I don’t know what I’m doing with him, I have no clue how this night is going to go, but I know how to listen to this. I know how to share its appeal.

He doesn’t latch onto the new topic, though. He goes right back to Lexi. “You think less of men who prefer a woman like your sister.” He places my cell in the hands-free claw.

“No. Never.”

He says nothing, but his I don’t believe you attitude spreads through the car.

And the silent pressure makes me feel like I should explain. Defend myself against an accusation he didn’t even make.

“I think less of men who see her as some sort of dumb blonde, yes. Or who think she’s easy.”

I have never judged her for sleeping around. I do wonder why she does it, what she gets out of it, how she could possibly find casual sex with men who don’t respect her empowering, but it’s not because I think she’s wrong. I understand it intellectually. After all, no one asks men who sleep around what they get out of it. We all know sex feels good, physically, and socially, too. She says that’s all it is. But I just, well, I can’t imagine sex with a stranger feeling that good. How often does any sex feel that good?

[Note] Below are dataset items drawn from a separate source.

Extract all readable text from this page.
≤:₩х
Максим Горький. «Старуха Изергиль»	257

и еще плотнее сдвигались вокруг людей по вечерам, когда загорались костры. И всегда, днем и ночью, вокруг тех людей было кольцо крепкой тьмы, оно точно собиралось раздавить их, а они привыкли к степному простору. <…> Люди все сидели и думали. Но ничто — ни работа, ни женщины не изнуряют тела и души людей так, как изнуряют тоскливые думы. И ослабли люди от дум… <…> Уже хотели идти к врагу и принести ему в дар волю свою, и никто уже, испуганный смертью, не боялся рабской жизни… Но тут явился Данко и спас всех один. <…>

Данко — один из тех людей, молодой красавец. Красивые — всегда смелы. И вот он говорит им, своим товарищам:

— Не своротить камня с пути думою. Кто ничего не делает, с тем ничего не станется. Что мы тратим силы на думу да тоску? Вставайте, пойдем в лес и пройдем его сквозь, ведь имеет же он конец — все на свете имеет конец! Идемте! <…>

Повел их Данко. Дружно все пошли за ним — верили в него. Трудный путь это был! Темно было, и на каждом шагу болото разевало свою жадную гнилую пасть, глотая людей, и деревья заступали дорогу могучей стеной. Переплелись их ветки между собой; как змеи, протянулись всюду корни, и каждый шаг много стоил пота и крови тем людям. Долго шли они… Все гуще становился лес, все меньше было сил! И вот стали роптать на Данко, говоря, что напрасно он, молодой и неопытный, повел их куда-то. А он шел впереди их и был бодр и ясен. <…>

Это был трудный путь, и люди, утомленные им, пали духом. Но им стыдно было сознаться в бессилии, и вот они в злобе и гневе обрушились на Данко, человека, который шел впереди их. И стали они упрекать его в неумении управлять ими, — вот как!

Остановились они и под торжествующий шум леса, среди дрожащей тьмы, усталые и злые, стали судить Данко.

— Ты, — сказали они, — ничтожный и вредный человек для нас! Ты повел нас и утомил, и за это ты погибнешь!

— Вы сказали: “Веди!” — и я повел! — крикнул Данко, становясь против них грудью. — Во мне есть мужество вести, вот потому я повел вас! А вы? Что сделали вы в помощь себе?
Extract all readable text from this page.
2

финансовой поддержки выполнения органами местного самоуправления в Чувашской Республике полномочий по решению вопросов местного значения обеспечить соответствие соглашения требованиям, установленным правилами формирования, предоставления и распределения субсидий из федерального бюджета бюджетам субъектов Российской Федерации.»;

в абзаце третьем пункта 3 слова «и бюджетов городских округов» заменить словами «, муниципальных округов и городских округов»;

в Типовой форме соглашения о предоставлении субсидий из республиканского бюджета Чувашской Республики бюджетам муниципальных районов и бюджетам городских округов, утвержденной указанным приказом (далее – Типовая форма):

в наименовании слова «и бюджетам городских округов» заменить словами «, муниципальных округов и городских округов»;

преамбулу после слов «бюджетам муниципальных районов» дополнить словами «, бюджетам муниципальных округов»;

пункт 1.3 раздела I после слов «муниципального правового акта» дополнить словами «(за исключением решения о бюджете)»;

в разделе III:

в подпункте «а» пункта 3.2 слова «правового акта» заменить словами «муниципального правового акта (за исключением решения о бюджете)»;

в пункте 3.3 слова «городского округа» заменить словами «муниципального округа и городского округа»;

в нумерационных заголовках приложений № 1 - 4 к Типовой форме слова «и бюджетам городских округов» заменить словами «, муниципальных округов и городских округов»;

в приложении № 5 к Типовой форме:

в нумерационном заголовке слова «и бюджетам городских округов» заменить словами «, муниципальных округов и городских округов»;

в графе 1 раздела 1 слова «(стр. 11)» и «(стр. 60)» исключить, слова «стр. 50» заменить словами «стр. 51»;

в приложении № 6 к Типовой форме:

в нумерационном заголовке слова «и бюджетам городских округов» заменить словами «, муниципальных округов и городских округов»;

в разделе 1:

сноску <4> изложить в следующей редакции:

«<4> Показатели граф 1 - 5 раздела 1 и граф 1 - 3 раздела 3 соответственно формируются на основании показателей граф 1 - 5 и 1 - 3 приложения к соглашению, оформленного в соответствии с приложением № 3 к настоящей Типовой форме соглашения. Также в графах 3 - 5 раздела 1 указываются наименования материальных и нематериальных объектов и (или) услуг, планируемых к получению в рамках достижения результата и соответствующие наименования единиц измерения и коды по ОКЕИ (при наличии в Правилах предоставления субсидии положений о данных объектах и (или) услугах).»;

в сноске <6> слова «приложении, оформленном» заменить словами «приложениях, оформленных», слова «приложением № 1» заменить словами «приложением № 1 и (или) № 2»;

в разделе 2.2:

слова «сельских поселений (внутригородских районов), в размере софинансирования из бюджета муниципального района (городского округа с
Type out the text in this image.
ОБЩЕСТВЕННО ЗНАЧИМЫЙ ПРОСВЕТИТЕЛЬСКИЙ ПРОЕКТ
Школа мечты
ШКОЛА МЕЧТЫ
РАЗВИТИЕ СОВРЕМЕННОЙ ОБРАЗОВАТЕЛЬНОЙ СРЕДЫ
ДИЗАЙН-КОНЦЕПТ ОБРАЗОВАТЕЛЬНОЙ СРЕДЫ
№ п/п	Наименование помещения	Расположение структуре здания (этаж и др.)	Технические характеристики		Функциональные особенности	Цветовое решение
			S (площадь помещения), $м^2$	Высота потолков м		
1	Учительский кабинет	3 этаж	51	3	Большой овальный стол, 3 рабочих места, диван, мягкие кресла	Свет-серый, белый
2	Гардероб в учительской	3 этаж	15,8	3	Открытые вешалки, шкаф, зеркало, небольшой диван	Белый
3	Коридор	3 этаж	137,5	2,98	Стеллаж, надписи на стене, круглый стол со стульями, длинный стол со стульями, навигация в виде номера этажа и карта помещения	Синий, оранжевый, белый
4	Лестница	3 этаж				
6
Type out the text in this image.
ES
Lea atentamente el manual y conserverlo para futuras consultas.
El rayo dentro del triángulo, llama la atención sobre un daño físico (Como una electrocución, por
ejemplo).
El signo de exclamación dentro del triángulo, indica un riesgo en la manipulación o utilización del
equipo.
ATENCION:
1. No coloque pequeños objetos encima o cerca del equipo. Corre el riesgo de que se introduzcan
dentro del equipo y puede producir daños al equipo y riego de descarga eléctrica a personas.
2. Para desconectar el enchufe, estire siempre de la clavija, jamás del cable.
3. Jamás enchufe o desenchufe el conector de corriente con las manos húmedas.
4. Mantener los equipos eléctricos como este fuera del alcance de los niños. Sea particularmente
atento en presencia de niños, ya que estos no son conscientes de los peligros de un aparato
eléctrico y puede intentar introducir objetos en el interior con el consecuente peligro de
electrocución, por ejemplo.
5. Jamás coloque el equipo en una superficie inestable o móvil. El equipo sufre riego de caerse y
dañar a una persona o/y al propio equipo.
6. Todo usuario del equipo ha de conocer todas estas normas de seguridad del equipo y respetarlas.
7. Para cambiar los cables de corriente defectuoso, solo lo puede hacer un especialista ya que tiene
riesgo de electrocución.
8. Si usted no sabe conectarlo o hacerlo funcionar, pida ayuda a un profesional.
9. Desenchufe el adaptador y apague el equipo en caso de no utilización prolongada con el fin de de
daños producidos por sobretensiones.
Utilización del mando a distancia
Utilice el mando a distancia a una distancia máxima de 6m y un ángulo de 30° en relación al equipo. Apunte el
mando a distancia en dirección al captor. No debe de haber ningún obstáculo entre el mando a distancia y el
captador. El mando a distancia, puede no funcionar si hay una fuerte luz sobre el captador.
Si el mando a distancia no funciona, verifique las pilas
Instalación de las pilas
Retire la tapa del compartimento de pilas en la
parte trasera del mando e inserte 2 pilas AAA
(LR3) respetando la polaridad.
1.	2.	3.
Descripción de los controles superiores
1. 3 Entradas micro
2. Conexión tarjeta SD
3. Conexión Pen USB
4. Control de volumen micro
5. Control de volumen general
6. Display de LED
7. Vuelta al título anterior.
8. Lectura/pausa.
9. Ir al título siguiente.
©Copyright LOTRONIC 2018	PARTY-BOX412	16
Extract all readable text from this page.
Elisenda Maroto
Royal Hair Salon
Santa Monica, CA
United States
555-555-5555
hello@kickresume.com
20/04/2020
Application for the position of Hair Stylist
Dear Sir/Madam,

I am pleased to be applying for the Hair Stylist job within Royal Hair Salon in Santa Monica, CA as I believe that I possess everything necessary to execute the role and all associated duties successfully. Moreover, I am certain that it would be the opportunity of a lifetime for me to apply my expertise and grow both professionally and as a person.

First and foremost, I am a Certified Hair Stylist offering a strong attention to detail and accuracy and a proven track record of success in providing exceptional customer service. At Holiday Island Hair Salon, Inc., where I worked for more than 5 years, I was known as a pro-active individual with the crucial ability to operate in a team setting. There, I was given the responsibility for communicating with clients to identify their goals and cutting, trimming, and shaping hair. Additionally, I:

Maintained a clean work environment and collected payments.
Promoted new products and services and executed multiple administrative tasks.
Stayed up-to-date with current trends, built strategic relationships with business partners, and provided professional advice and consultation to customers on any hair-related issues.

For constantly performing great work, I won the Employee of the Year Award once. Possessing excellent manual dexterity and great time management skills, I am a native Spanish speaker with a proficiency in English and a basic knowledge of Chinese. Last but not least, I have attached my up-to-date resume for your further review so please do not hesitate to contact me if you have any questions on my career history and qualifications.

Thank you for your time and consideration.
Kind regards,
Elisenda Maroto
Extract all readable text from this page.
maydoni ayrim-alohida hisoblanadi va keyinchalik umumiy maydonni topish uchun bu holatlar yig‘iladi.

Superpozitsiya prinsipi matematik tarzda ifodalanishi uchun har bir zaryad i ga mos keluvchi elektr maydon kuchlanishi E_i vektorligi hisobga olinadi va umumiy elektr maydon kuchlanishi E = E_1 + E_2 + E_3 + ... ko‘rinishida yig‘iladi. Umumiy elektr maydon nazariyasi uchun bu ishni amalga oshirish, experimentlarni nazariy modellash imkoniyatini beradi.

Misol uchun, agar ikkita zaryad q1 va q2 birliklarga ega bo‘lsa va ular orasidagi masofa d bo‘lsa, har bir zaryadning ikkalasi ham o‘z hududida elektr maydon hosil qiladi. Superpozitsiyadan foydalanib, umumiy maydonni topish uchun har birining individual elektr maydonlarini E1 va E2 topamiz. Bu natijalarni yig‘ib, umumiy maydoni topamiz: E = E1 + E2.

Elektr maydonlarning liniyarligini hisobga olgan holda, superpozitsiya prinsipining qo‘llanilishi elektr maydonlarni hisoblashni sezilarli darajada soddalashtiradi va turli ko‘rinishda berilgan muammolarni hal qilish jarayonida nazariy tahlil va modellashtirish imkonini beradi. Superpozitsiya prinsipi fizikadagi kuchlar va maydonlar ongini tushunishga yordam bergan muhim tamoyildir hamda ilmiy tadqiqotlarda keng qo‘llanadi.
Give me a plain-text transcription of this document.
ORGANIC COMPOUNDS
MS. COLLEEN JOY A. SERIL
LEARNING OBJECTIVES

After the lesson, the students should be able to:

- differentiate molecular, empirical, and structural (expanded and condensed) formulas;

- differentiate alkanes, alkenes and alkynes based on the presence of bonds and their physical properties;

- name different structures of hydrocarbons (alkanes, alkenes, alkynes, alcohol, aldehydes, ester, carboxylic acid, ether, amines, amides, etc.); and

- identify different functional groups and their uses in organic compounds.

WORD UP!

“I don’t think that about her,” he says. “I’ve never thought that about her.”

“I know.” I don’t want to talk about Lexi. Why do all the men in my life want to talk about her?

Really, I love my sister, I do. I just wish I could have a relationship with a man, any relationship, any man, that didn’t end up involving her somehow. But that’s impossible, because Lexi is such a big part of my life. And I wouldn’t want her out of my life. I just want the men in my life to see me as an individual, not as one half of a pair.

“This was my mom’s favorite.” I focus on the music, for his sake and mine. We both need a distraction from Lexi.

“I know it was.” Compassion slips into his voice. Or maybe it’s pity. I can never tell with people.

Thankfully, he doesn’t say I’m sorry you lost her or something way more horrible like everything happens for a reason.

He doesn’t say anything.

He listens to the song, in silence, until the next one starts. “What did she love about it?”

“The seventies were her thing.” I smile. “The bareness of the music, the confessional lyrics. That was her favorite part. Stevie Nicks turning her heartbreak to gold.”

“She was romantic about it?” he asks.

“It’s not romantic,” I say. “It’s bullshit. Why does a woman have to bare her soul to find success?”

“Maybe she wants to bare her soul.”

He would think that.

“Maybe that’s the only way she can understand her pain,” he adds.